Identifying and supporting vulnerable students
By Clare Brokenshire | Deputy Headteacher at Academy21
All students are unique, and the most effective methods of learning varies between individuals. This is particularly true for vulnerable students who often either need additional or differing forms of support. But being able to identify vulnerable students is the first step in providing them with the support they need to ensure they receive the high-quality education they deserve which is why it is crucial that educators are aware of what distinguishes vulnerable students.
What defines a vulnerable student?
The overarching definition of a vulnerable student is a young person who requires extra support with their education. It is a broad term which encompasses several types of individuals. For example, it may be students with special educational needs and disabilities (SEND), those with either mental or physical health issues, young people with behavioural difficulties such as obsessive compulsive disorder (OCD) or emotional disturbance, or students who are in difficult circumstances which have led to them needing extra assistance.
It is also important to be aware that individuals could be categorised as ‘vulnerable’ for either a short or long period of time.

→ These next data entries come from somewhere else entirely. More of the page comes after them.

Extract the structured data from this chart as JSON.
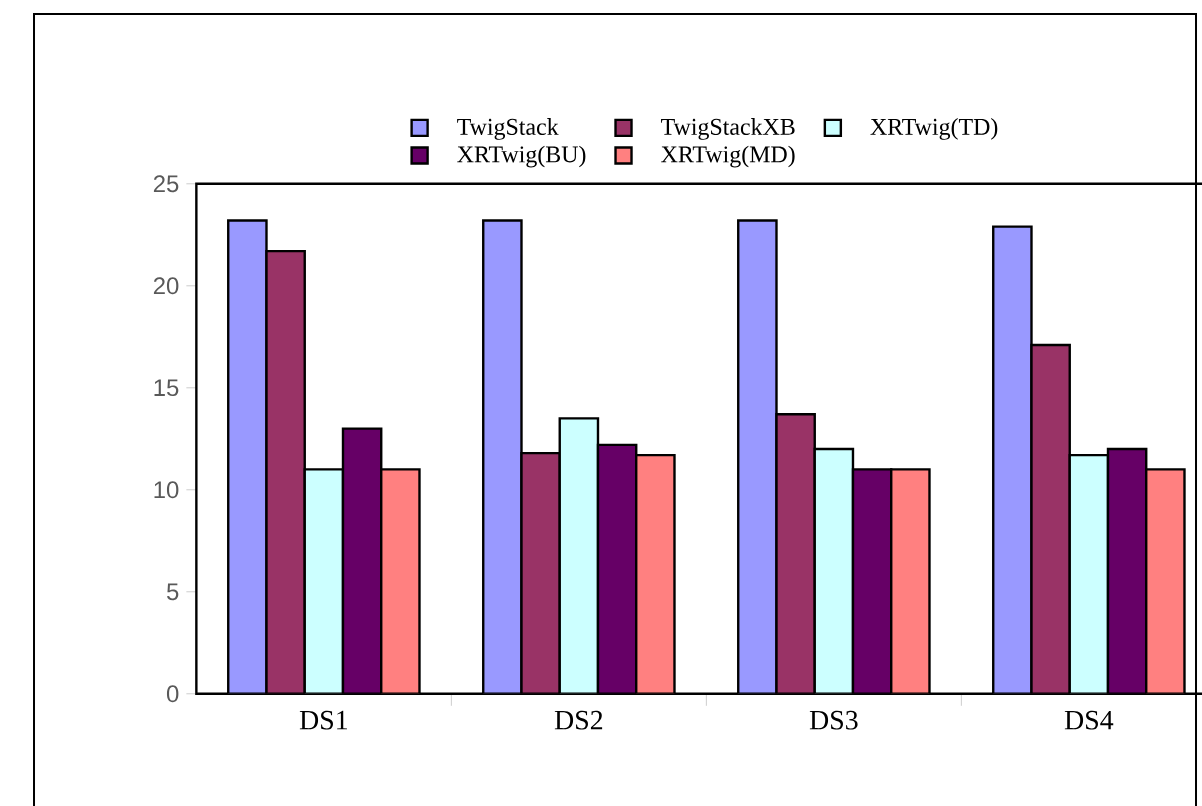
{
  "chart_data": {
    "type": "bar",
    "categories": [
      "DS1",
      "DS2",
      "DS3",
      "DS4"
    ],
    "series": [
      {
        "name": "TwigStack",
        "color": "#9999ff",
        "values": [
          23.2,
          23.2,
          23.2,
          22.9
        ]
      },
      {
        "name": "TwigStackXB",
        "color": "#993366",
        "values": [
          21.7,
          11.8,
          13.7,
          17.1
        ]
      },
      {
        "name": "XRTwig(TD)",
        "color": "#ccffff",
        "values": [
          11.0,
          13.5,
          12.0,
          11.7
        ]
      },
      {
        "name": "XRTwig(BU)",
        "color": "#660066",
        "values": [
          13.0,
          12.2,
          11.0,
          12.0
        ]
      },
      {
        "name": "XRTwig(MD)",
        "color": "#ff8080",
        "values": [
          11.0,
          11.7,
          11.0,
          11.0
        ]
      }
    ],
    "ylim": [
      0,
      25
    ],
    "yticks": [
      0,
      5,
      10,
      15,
      20,
      25
    ],
    "legend": "top",
    "grid": false
  }
}
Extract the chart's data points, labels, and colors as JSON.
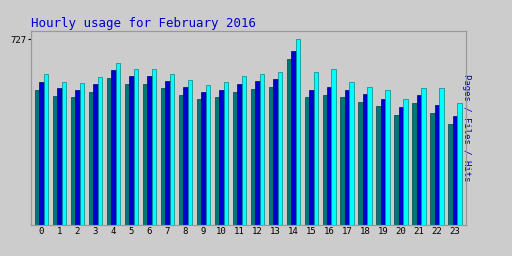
{
  "title": "Hourly usage for February 2016",
  "title_color": "#0000CC",
  "title_fontsize": 9,
  "background_color": "#CCCCCC",
  "plot_bg_color": "#CCCCCC",
  "ylabel_right": "Pages / Files / Hits",
  "ytick_label": "727",
  "hours": [
    0,
    1,
    2,
    3,
    4,
    5,
    6,
    7,
    8,
    9,
    10,
    11,
    12,
    13,
    14,
    15,
    16,
    17,
    18,
    19,
    20,
    21,
    22,
    23
  ],
  "hits": [
    590,
    560,
    555,
    578,
    635,
    610,
    610,
    592,
    568,
    548,
    558,
    582,
    592,
    598,
    727,
    598,
    612,
    558,
    542,
    528,
    492,
    538,
    538,
    478
  ],
  "files": [
    560,
    535,
    530,
    550,
    605,
    582,
    582,
    565,
    540,
    522,
    530,
    552,
    562,
    572,
    680,
    530,
    540,
    530,
    512,
    495,
    462,
    508,
    468,
    425
  ],
  "pages": [
    530,
    505,
    500,
    520,
    575,
    552,
    552,
    535,
    510,
    492,
    500,
    522,
    532,
    542,
    650,
    500,
    510,
    500,
    482,
    465,
    432,
    478,
    438,
    395
  ],
  "color_hits": "#00FFFF",
  "color_files": "#0000CC",
  "color_pages": "#007777",
  "edge_hits": "#008888",
  "edge_files": "#000088",
  "edge_pages": "#004444",
  "bar_width": 0.25,
  "ylim": [
    0,
    760
  ],
  "font_family": "monospace"
}
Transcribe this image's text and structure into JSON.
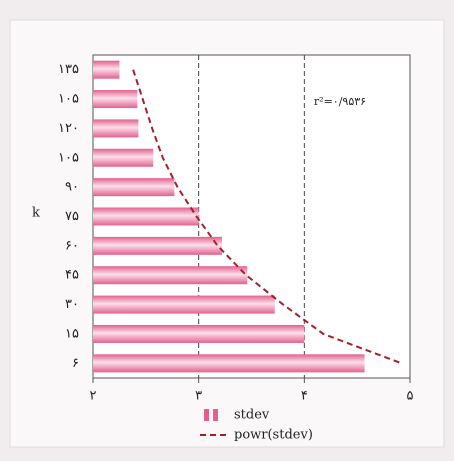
{
  "chart_data": {
    "type": "hbar",
    "ylabel": "k",
    "annotation": "r²=۰/۹۵۳۶",
    "categories": [
      "۱۳۵",
      "۱۰۵",
      "۱۲۰",
      "۱۰۵",
      "۹۰",
      "۷۵",
      "۶۰",
      "۴۵",
      "۳۰",
      "۱۵",
      "۶"
    ],
    "series": [
      {
        "name": "stdev",
        "color": "#e3608f",
        "values": [
          2.25,
          2.42,
          2.43,
          2.57,
          2.77,
          3.0,
          3.22,
          3.46,
          3.72,
          4.0,
          4.57
        ]
      },
      {
        "name": "powr(stdev)",
        "color": "#a3202a",
        "kind": "dashed-line",
        "values": [
          2.38,
          2.47,
          2.56,
          2.66,
          2.8,
          2.98,
          3.18,
          3.45,
          3.8,
          4.18,
          4.92
        ]
      }
    ],
    "xlim": [
      2,
      5
    ],
    "xticks": [
      {
        "value": 2,
        "label": "۲"
      },
      {
        "value": 3,
        "label": "۳"
      },
      {
        "value": 4,
        "label": "۴"
      },
      {
        "value": 5,
        "label": "۵"
      }
    ],
    "grid": true
  }
}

It may be the case that a situation or series of events has led to a young person requiring extra support for a few weeks or months, before ‘bouncing back’ after reaping the positive benefits, and no longer needing additional assistance. Alternatively, due to the conditions or disabilities of some students, they may require extra support on a more permanent basis.
How can we support vulnerable students?
As already alluded to, students have varying needs, they learn at differing rates and in various ways across the academic year. Therefore, the most effective way to support them is through offering flexibility.
This is where Academy21 comes in! Our flexible online environment can help students remain engaged with their learning – without, most importantly, causing disruption to their routine. The variety of resources, interactive tools and support options mean that they have access to the best provision which suits their needs. For example, it may be that young people struggling with mental health problems and/or anxiety require additional one-to-one support to help them progress and rebuild their confidence. Or if a student is absent from school for a period of time (whether that be for health reasons or not engaging with a traditional environment) they are still able to access lesson content and recordings, even after the lesson has taken place, which helps them ‘catch up’ or simply reinforces their learning.
Additionally, a more informal, ‘relaxed’ setting can also often prove extremely valuable to vulnerable students in helping them to feel comfortable and secure. In Academy21 lessons, students refer to members of staff by their forename rather than surname (which is the case in the majority of mainstream schools), developing a more comfortable learning setting. Staff are also able to build and manage a positive ethos in online classrooms and develop strong rapport with each student. Classroom disruption is also a thing of the past; whilst it does not happen often in our lessons, if a student is causing significant disruption, staff are able to simply remove them from the online classroom. This helps students concentrate on their own learning experience, without comparing their progress to peers. They are also able to ask questions confidentially via the chat function without worrying about ‘speaking up’ in class. All of this in turn helps them to feel more relaxed, which in turn positively impacts their development.
Another benefit of Academy21 is being able to provide reassurance to students, parents and schools that our teachers are fully qualified to not only deal with students’ additional needs, but are experts in delivering online lessons – arguably a very different environment for teachers as we’ve discovered during lockdown! We provide students with teachers who are trained how to teach ‘through the screen’ and understand how to best connect with students and ensure lessons are exciting and captivating to maintain their interest and engagement levels.
Vulnerable children deserve a high-quality education just as much as any student, and it is crucial that those who require additional support have access to it, especially if they aren’t able to attend school in person. We are passionate about supporting students and schools in helping to deliver the best possible support, and ensure they are able to continue learning regardless of their situation.